Methi or Fenugreek has a distinct flavour, whether in dried form(kasoori methi), fresh leafy form or seed form. Packed with medicinal properties, methi is used very commonly in India. Methi dal, methi paratha, methi malai matar, methi pakoda; there are very many Indian dishes that uses methi as one of it’s ingredients. My all time favorite methi dish has to be Aloo Methi (potato cooked with fresh fenugreek leaves)
Here is another one. Methi chicken. I have made this twice and both times my, with-fussy-eating-habit-kids loved it. Here is how I made Methi or Fenugreek Chicken Curry
Chicken – 1/2 kilo
Tomato sauce – 3 tablespoon
Ginger Garlic Paste – 1 tablespoon
Red chilli / Black pepper powder – 1/2 teaspoon
Oil – 2 tablespoons
Butter – a inch stick
Curd – 1 tablespoon
Kasoori Methi – 5 tablespoons
Onions – 3 medium sized (finely sliced)
Lemon juice / vinegar – 1 teaspoon
Ready made chicken masala powder (I used Kadai chicken powder) – 1 tablespoon
Salt to taste
- Wash and score* the chicken.
- Prepare the marinade by bringing together ginger-garlic paste, pepper powder, 2 tablespoons of kasoori methi, 1 tablespoon of oil, lemon juice, pinch of salt, curd, chicken masala powder and tomato sauce. Rub this mixture onto the scored chicken pieces. Nicely massage it over and leave it for 30-60 minutes.
- In a pan , heat rest of the oil with butter and toss in the onions, add a pinch of salt and saute well.

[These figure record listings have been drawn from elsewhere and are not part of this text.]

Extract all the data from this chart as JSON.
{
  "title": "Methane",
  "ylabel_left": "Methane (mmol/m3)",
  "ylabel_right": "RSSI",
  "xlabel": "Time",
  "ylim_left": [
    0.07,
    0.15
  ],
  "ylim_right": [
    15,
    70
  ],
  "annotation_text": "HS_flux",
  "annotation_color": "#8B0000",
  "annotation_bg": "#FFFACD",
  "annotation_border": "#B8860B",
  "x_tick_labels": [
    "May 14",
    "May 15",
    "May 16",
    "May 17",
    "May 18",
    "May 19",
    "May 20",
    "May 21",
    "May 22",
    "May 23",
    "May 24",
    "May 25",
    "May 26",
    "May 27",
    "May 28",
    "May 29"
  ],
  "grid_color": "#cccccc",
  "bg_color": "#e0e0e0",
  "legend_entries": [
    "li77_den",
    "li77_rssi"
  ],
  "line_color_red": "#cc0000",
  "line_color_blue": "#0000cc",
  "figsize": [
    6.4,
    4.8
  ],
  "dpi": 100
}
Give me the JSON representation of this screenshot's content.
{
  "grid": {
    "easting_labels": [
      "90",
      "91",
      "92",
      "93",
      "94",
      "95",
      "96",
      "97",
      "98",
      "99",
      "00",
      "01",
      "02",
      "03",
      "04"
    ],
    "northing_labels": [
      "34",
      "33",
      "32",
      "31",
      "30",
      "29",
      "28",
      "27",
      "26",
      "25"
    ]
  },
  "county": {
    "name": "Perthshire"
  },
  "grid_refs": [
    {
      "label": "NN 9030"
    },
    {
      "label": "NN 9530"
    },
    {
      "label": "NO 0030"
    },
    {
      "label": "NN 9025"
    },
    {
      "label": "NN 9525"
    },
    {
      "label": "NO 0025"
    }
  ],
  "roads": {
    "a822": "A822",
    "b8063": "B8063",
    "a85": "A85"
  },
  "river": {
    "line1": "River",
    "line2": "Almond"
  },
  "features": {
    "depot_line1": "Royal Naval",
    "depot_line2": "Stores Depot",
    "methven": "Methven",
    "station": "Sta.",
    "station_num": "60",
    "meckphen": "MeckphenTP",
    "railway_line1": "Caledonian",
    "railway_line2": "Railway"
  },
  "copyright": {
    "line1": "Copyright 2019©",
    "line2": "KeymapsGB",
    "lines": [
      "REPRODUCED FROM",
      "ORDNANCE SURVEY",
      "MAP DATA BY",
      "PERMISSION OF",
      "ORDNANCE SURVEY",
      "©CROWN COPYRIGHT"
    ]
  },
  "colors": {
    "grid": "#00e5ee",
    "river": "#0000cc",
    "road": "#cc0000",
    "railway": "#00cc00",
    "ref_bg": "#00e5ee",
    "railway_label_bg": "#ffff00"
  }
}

- Add marinaded chicken, cover the pan and cook on low flame.
- After 5 minutes and add rest of the kasoori methi. Turn the chicken pieces, cover the vessel, check seasoning and continue cooking until chicken is done.
- Serve with rice or any form of bread
*scoring a chicken: Cut few light gashes about 1 inch apart over the entire surface of the meat using a sharp knife, then turn and move the other way and repeat the process. Scoring helps tenderize the meat and also ensures the flavour goes in deep.